③ Build the binary target vector
np.isin checks which target brands appear in the frequent set, producing a binary vector aligned with TARGET_BRANDS. This is the format MultilabelClassificationTask expects.
④ Handle edge cases
if purchases.count() == 0:
return None
if len(evening_brands) == 0:
return None
if len(frequent_brands) == 0:
return None
Three levels of filtering (no purchases, no evening purchases, no frequent evening brands) progressively exclude entities that cannot provide meaningful labels.
Training
Once the target function is defined, fine-tune a downstream model:
from pathlib import Path
from monad.ui.config import TrainingParams, MetricParams, MetricMonitoringMode
from monad.config.early_stopping import EarlyStopping
from monad.ui.module import load_from_foundation_model, MultilabelClassificationTask
module = load_from_foundation_model(
checkpoint_path=Path("./foundation_model"),
downstream_task=MultilabelClassificationTask(class_names=TARGET_BRANDS),
target_fn=evening_brand_purchases_target_fn,
)
training_params = TrainingParams(
checkpoint_dir=Path("./<this_model>"),
learning_rate=1e-4,
epochs=20,
devices=[0],
metrics=[
MetricParams(alias="auroc", metric_name="AUROC", kwargs={"task": "multilabel", "num_labels": <num_labels>}),
MetricParams(alias="auprc", metric_name="AveragePrecision", kwargs={"task": "multilabel", "num_labels": <num_labels>}),
MetricParams(alias="f1", metric_name="F1Score", kwargs={"task": "multilabel", "num_labels": <num_labels>}),
],
metric_to_monitor="val_auroc_0",
metric_monitoring_mode=MetricMonitoringMode.MAX,
early_stopping=EarlyStopping(min_delta=1e-4, patience=5),
)
module.fit(training_params, seed=42)
Evaluation
from pathlib import Path
from datetime import datetime, timezone
from monad.ui.module import load_from_checkpoint
from monad.ui.config import TestingParams, MetricParams, OutputType
module = load_from_checkpoint(Path("./<this_model>"))
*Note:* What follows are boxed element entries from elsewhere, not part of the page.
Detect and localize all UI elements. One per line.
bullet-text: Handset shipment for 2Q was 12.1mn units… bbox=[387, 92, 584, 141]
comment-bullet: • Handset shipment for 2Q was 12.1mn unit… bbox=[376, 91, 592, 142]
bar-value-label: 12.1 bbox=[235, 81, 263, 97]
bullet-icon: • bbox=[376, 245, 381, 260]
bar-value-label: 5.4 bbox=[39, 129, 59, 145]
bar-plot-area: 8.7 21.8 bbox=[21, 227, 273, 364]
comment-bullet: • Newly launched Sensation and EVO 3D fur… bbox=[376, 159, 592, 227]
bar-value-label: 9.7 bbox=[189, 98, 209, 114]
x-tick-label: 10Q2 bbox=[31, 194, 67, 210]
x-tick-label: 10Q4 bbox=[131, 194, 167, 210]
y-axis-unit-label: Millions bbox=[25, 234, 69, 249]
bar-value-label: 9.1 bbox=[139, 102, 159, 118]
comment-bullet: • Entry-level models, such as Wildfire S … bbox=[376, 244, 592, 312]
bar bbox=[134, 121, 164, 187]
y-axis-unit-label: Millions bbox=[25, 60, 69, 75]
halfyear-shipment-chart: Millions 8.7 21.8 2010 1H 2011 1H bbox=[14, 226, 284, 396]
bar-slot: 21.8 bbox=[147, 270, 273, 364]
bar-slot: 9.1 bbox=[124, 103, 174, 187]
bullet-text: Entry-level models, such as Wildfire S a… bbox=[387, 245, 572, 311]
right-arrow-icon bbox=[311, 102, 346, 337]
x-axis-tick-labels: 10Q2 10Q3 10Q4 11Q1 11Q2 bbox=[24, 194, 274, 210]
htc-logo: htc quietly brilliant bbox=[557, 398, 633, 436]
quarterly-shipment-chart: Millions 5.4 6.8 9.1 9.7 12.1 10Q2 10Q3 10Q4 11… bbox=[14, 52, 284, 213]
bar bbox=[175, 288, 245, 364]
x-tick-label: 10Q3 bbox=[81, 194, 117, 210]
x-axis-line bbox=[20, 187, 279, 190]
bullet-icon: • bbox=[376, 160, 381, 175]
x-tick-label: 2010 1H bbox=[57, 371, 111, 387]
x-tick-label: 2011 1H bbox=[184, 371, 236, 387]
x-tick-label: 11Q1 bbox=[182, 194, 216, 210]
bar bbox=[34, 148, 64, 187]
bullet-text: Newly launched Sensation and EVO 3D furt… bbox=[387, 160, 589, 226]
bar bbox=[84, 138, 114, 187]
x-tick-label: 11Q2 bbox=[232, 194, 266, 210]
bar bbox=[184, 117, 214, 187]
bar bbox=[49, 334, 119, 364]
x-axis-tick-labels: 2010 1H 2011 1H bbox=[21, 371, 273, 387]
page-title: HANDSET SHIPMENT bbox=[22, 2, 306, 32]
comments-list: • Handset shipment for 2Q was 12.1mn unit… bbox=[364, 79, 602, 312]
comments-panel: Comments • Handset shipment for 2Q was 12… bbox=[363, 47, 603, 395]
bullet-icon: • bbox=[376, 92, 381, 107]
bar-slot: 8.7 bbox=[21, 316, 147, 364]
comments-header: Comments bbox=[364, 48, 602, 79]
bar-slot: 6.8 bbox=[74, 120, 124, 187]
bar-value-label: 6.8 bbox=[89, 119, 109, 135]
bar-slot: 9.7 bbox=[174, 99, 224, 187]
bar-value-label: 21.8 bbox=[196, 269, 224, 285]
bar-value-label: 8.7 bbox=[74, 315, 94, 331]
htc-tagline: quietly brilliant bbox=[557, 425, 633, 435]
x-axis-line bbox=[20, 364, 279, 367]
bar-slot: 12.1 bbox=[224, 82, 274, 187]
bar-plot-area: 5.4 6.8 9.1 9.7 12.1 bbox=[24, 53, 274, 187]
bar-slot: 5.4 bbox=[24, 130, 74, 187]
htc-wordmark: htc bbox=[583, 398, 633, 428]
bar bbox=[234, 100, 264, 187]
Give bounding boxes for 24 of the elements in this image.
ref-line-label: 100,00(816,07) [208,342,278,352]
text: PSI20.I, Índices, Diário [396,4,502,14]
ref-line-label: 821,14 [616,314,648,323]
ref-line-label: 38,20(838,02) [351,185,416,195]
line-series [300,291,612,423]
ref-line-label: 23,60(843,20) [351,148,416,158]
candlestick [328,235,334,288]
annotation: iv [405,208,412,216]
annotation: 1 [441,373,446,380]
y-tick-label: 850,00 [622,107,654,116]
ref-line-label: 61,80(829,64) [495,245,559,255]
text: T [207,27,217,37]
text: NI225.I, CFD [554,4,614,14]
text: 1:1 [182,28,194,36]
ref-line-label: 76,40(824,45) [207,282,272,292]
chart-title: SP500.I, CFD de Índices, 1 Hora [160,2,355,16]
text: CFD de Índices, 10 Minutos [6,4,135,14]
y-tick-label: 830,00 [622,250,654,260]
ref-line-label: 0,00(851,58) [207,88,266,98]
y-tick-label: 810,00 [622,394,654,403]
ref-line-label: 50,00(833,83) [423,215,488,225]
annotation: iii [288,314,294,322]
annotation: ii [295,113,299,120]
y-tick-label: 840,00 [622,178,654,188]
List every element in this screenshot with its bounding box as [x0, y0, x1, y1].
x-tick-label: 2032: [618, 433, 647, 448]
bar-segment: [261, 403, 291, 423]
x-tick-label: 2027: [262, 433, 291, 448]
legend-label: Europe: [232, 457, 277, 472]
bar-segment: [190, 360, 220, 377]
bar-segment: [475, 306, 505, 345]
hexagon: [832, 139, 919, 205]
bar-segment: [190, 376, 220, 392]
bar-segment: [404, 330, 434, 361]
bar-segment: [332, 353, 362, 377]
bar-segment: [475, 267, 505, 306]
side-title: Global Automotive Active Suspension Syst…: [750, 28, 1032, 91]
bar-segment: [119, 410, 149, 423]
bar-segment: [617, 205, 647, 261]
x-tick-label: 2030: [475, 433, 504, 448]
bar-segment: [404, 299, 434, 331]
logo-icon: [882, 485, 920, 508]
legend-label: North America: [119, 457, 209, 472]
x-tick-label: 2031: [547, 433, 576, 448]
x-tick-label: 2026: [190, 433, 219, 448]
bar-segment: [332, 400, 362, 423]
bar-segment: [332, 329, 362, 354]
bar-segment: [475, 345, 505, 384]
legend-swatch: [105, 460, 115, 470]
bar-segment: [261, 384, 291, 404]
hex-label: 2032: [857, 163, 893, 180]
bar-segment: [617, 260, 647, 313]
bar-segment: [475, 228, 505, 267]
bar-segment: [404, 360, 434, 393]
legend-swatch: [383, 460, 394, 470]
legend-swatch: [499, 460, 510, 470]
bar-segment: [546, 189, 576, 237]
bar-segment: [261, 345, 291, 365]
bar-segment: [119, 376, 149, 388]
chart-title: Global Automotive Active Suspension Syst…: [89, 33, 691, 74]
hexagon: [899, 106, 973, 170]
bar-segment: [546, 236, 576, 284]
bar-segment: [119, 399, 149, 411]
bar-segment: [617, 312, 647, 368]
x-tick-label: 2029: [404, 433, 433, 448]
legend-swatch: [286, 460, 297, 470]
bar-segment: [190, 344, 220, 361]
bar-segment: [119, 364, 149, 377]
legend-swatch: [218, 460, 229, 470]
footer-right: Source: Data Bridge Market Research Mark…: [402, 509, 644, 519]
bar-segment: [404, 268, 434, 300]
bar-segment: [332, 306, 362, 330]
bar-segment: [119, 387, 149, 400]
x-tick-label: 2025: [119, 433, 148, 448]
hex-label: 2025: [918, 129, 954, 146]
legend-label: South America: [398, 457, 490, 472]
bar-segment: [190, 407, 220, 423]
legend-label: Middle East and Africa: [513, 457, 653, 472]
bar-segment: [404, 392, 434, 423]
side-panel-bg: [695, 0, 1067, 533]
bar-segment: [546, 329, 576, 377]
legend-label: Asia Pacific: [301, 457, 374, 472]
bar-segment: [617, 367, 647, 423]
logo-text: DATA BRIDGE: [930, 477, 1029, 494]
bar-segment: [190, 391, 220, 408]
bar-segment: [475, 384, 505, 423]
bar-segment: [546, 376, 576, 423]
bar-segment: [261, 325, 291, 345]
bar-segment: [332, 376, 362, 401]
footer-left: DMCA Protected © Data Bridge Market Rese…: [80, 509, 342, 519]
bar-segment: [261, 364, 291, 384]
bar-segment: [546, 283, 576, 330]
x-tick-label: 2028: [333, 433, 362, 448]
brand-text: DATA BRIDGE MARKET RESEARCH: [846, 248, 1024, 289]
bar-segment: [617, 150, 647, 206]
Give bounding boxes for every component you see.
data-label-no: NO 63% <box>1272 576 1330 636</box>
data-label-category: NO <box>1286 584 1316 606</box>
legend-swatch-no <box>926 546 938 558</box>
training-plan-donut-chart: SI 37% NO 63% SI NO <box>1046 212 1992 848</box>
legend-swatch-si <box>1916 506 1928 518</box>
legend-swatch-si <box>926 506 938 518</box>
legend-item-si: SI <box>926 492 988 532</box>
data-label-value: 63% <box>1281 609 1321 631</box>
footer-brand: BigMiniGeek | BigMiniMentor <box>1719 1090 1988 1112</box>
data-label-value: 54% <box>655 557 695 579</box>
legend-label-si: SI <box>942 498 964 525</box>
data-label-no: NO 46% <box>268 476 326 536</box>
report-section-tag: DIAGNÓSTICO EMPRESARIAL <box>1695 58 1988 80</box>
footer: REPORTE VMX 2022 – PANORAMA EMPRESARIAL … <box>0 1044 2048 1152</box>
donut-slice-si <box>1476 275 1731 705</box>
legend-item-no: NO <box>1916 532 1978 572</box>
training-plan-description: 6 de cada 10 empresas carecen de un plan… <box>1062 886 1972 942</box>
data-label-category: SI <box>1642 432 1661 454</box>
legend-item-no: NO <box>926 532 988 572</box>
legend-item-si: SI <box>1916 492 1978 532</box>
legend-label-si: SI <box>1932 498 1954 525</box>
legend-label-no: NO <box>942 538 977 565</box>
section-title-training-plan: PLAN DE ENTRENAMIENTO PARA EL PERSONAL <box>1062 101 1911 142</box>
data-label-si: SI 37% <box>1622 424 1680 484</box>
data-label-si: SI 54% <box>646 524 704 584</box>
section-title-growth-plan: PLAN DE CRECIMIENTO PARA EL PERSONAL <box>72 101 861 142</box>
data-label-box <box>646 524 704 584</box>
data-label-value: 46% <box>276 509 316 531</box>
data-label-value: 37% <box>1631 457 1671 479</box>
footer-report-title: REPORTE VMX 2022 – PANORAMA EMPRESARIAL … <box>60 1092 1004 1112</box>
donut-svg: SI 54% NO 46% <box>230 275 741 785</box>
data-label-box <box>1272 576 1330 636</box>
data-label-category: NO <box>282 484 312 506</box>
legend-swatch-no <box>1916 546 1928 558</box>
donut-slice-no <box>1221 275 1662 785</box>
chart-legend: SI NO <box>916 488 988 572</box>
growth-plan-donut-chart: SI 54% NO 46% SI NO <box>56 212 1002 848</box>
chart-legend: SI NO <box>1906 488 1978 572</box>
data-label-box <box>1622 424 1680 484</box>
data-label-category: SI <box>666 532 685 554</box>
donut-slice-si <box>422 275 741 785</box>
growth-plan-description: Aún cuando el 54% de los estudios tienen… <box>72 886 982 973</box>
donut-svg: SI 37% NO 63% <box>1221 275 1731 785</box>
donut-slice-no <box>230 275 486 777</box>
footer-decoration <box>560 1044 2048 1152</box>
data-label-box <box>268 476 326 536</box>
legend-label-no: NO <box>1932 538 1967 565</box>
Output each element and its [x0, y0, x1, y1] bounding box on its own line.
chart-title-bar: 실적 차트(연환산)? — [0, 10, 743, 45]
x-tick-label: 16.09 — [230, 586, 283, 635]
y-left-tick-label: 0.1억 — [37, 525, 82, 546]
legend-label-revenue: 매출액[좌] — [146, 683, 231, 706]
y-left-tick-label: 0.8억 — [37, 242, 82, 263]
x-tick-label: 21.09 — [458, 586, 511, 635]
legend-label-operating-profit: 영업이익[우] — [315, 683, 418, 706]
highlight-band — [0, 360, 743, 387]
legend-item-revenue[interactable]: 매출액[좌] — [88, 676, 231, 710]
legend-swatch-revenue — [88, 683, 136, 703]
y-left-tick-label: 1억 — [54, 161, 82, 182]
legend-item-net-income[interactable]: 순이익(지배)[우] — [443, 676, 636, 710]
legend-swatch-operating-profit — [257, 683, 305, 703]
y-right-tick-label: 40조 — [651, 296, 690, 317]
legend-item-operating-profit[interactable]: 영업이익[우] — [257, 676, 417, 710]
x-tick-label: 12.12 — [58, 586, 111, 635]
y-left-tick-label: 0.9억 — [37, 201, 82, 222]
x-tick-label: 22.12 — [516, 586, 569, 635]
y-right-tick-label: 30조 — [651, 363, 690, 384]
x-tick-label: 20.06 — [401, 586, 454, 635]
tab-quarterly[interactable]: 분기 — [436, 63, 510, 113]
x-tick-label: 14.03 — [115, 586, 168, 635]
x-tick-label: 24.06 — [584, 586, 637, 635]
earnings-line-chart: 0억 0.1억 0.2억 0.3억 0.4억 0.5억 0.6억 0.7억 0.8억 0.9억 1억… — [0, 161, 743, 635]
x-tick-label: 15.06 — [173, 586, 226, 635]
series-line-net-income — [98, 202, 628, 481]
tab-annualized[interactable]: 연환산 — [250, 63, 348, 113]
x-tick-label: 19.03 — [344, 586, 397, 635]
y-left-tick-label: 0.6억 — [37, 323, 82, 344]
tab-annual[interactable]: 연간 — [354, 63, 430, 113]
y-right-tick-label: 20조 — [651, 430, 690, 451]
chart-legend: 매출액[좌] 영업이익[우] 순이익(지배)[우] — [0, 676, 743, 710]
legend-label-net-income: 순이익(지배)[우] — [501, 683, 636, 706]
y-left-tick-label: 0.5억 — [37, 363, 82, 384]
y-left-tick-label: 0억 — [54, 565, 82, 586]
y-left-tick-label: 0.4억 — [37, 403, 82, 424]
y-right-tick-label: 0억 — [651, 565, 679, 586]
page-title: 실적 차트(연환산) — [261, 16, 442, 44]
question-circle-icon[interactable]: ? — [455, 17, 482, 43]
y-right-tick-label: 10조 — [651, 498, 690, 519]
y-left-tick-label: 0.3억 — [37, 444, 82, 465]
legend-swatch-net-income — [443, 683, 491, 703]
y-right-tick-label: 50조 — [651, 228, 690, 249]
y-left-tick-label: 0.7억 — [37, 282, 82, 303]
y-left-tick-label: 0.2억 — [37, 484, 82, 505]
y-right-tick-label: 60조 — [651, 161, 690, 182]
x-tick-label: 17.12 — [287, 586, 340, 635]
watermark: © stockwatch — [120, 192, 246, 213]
testing_params = TestingParams(
prediction_date=datetime(2024, 5, 1, tzinfo=timezone.utc),
output_type=OutputType.DECODED,
devices=[0],
metrics=[
MetricParams(alias="auroc", metric_name="AUROC"),
MetricParams(alias="auprc", metric_name="AveragePrecision"),
MetricParams(alias="f1", metric_name="F1Score"),
],
)
results = module.test(testing_params)
Prediction
from pathlib import Path
from datetime import datetime, timezone
from monad.ui.module import load_from_checkpoint
from monad.ui.config import TestingParams, OutputType
module = load_from_checkpoint(Path("./<this_model>"))
testing_params = TestingParams(
local_save_location=Path("./predictions.tsv"),
output_type=OutputType.DECODED,
prediction_date=datetime(2024, 6, 1, tzinfo=timezone.utc),
devices=[0],
)
predictions = module.predict(testing_params)
Recommended Metrics
| Metric | Why it matters |
|---|---|
| Hamming Loss | Fraction of labels that are incorrectly predicted. |
| Subset Accuracy | Proportion of samples with all labels correct. |
| Macro AUROC | Average ranking quality across all labels. |
| Per-label F1 | Identifies which labels the model struggles with. |
Production Tips
- Adjust evening hours for your time zone. The 18:00-23:00 window assumes UTC-aligned timestamps. If your customer base spans multiple time zones, normalise timestamps to local time before filtering.
- Tune the minimum purchase threshold. Requiring 2+ purchases filters noise but may be too strict for low-frequency brands. Consider lowering to 1 for premium or niche brands.
- Expand the brand list dynamically. Rather than hardcoding
TARGET_BRANDS, consider deriving the list from the top N brands by evening transaction volume in your training data. - Combine with time-of-day features. Evening purchase propensity can vary by day of week. Consider adding a weekday-vs-weekend split for more granular targeting.